War and Peace lasts 3½. The Ten Commandments, which Cecil B. DeMille expects to release in the next couple of weeks, tops that by a long quarter-hour. In such company, Producer Michael Todd's mighty slice of Jules Verne's 19th century globaloney, since it is only two hours and 55 minutes long (not counting intermission), seems a relative runt; but what the thing lacks in length it more than makes up in what showmen call "holler."
For his first independent film production, the man one show-business wag has referred to, with friendly incredulity, as "Todd Almighty," assembled no fewer than 46 stars of stage, screen, radio and TV. Among the hit-players: Charles Boyer, Joe E. Brown, Martine Carol, John Carradine. Charles Coburn, Ronald Colman, Melville Cooper, Noel Coward, Reginald Denny. Marlene Dietrich, Fernandel, Sir John Gielgud, Hermione Gingold, Jose Greco. Sir Cedric Hardwicke, Trevor Howard, Glynis Johns, Buster Keaton, Evelyn Keyes, Beatrice Lillie, Edmund Lowe, Peter Lorre, A. E. Matthews, Robert Morley, Edward R. Murrow, Jack Oakie, George Raft, Cesar Romero, Frank Sinatra, Red Skelton.

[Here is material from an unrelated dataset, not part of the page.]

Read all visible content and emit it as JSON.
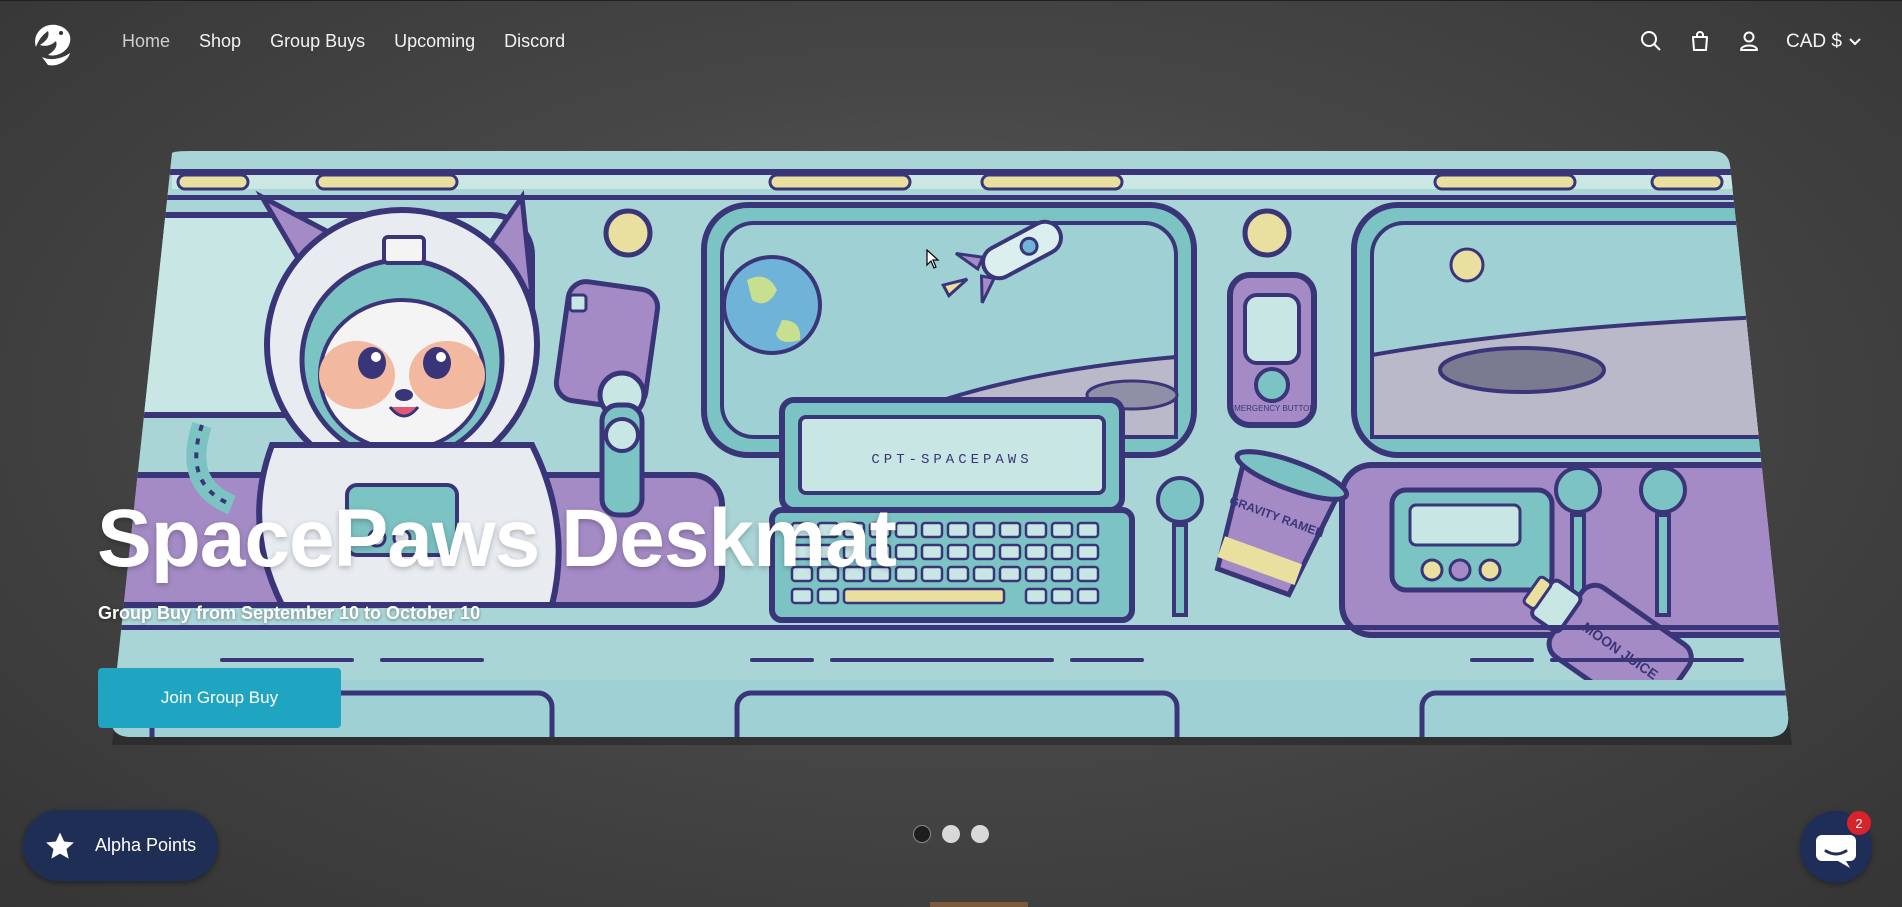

And then, of course, there is the supporting cast: 68,894 people and 7,959 animals-including four ostriches, six skunks, 15 elephants, 17 fighting bulls, 512 rhesus monkeys, 800 horses, 950 burros, 2,448 American buffalo, 3,800 Rocky Mountain sheep and a sacred cow that eats flowers on cue. The film took 34 directors 160 days to make on 112 locations and 140 sets in 13 countries. And the wardrobe department alone spent $410.000 to provide 74,685 costumes and 36,092 trinkets, while Todd's makeup men claim to have glued 15,612 beards-including a number of magnificent Dundrearies-presumably to the same number of chins.

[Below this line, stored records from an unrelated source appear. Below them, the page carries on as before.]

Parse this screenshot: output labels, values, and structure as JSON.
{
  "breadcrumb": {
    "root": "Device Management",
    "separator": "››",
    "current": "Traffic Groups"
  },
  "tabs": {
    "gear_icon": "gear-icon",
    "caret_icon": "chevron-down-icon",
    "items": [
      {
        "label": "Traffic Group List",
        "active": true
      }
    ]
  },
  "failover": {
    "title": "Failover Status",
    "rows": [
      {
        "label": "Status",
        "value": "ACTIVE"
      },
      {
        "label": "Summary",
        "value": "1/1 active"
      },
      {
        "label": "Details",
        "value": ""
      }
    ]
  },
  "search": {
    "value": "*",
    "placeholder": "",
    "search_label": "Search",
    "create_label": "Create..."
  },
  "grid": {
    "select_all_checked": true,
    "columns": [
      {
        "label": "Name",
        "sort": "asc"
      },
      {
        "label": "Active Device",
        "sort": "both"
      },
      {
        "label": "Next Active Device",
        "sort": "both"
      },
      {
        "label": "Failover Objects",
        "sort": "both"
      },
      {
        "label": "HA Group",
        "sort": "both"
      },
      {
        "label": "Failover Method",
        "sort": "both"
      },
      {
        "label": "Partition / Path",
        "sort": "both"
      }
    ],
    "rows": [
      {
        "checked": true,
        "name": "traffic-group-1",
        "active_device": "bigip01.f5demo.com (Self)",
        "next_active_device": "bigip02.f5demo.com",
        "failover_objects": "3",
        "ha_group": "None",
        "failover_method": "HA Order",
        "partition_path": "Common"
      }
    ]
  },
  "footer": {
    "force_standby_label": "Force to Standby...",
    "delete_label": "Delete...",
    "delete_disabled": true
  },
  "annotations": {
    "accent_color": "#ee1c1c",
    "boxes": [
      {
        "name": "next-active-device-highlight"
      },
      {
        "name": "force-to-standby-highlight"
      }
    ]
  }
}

To top it all off. Producer Todd took his picture on the world's largest film-exactly twice as wide (70 mm.) as the normal Hollywood stock-and has projected it on one of the world's largest indoor screens-a vast concave gullet that opens almost as wide as Cinerama, and possesses much of the same power to suck the spectator out of his seat. Not content with that, Todd flooded this huge surface with a light almost twice as intense as any ever seen onscreen before, and so hot that the film has to be refrigerated as it passes through the Todd-AO projector.

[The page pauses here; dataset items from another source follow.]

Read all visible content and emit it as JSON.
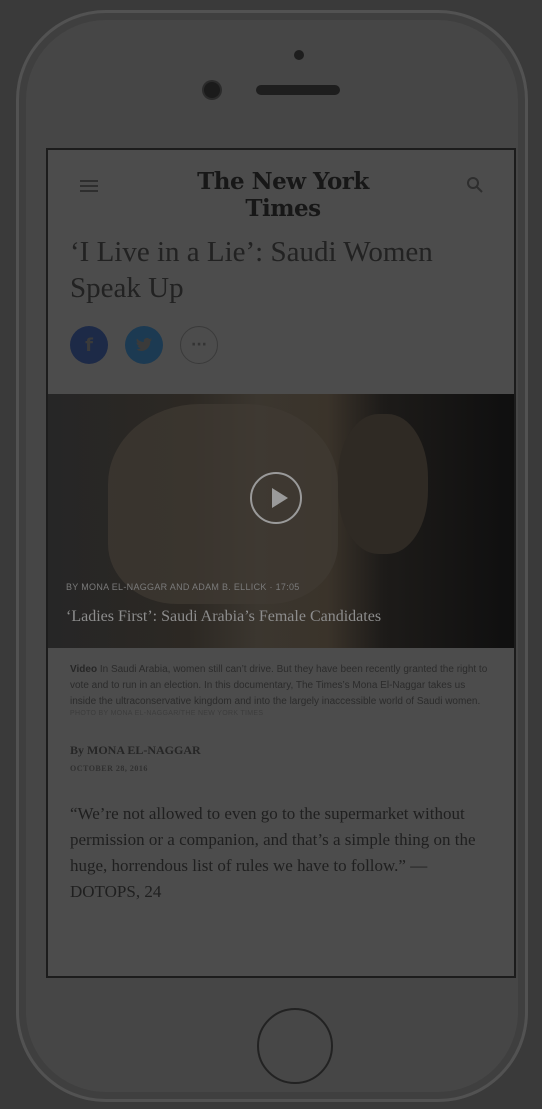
{
  "header": {
    "logo": "The New York Times",
    "menu_icon": "hamburger-menu-icon",
    "search_icon": "search-icon"
  },
  "article": {
    "headline": "‘I Live in a Lie’: Saudi Women Speak Up",
    "share": {
      "facebook": "f",
      "twitter": "t",
      "more": "···"
    },
    "video": {
      "byline": "By MONA EL-NAGGAR and ADAM B. ELLICK · 17:05",
      "title": "‘Ladies First’: Saudi Arabia’s Female Candidates",
      "play_icon": "play-icon"
    },
    "caption_label": "Video",
    "caption_text": "In Saudi Arabia, women still can’t drive. But they have been recently granted the right to vote and to run in an election. In this documentary, The Times’s Mona El-Naggar takes us inside the ultraconservative kingdom and into the largely inaccessible world of Saudi women.",
    "credit": "Photo by Mona El-Naggar/The New York Times",
    "byline": "By MONA EL-NAGGAR",
    "date": "October 28, 2016",
    "quote": "“We’re not allowed to even go to the supermarket without permission or a companion, and that’s a simple thing on the huge, horrendous list of rules we have to follow.” — DOTOPS, 24"
  },
  "colors": {
    "overlay_background": "#3a3a3a",
    "facebook": "#1d2a47",
    "twitter": "#1c3a52"
  }
}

The wonder is that this Polyphemus of productions does not simply collapse of its own overweight; but, thanks principally to Showman Todd, the picture skips along with an amazing lightness-like a fat lady winning a cha-cha contest. As a travelogue, Around the World is at least as spectacular as anything Cinerama has slapped together. The customer is offered an album of house-high snapshots of summer in Paris, corridas in Spain, religious festivals in India, a Wild West show in the hoariest Hollywood tradition; and at one point he is even permitted to witness a sight that the 19th century would cheerfully have given its right sideburn to see: Queen Victoria in bed.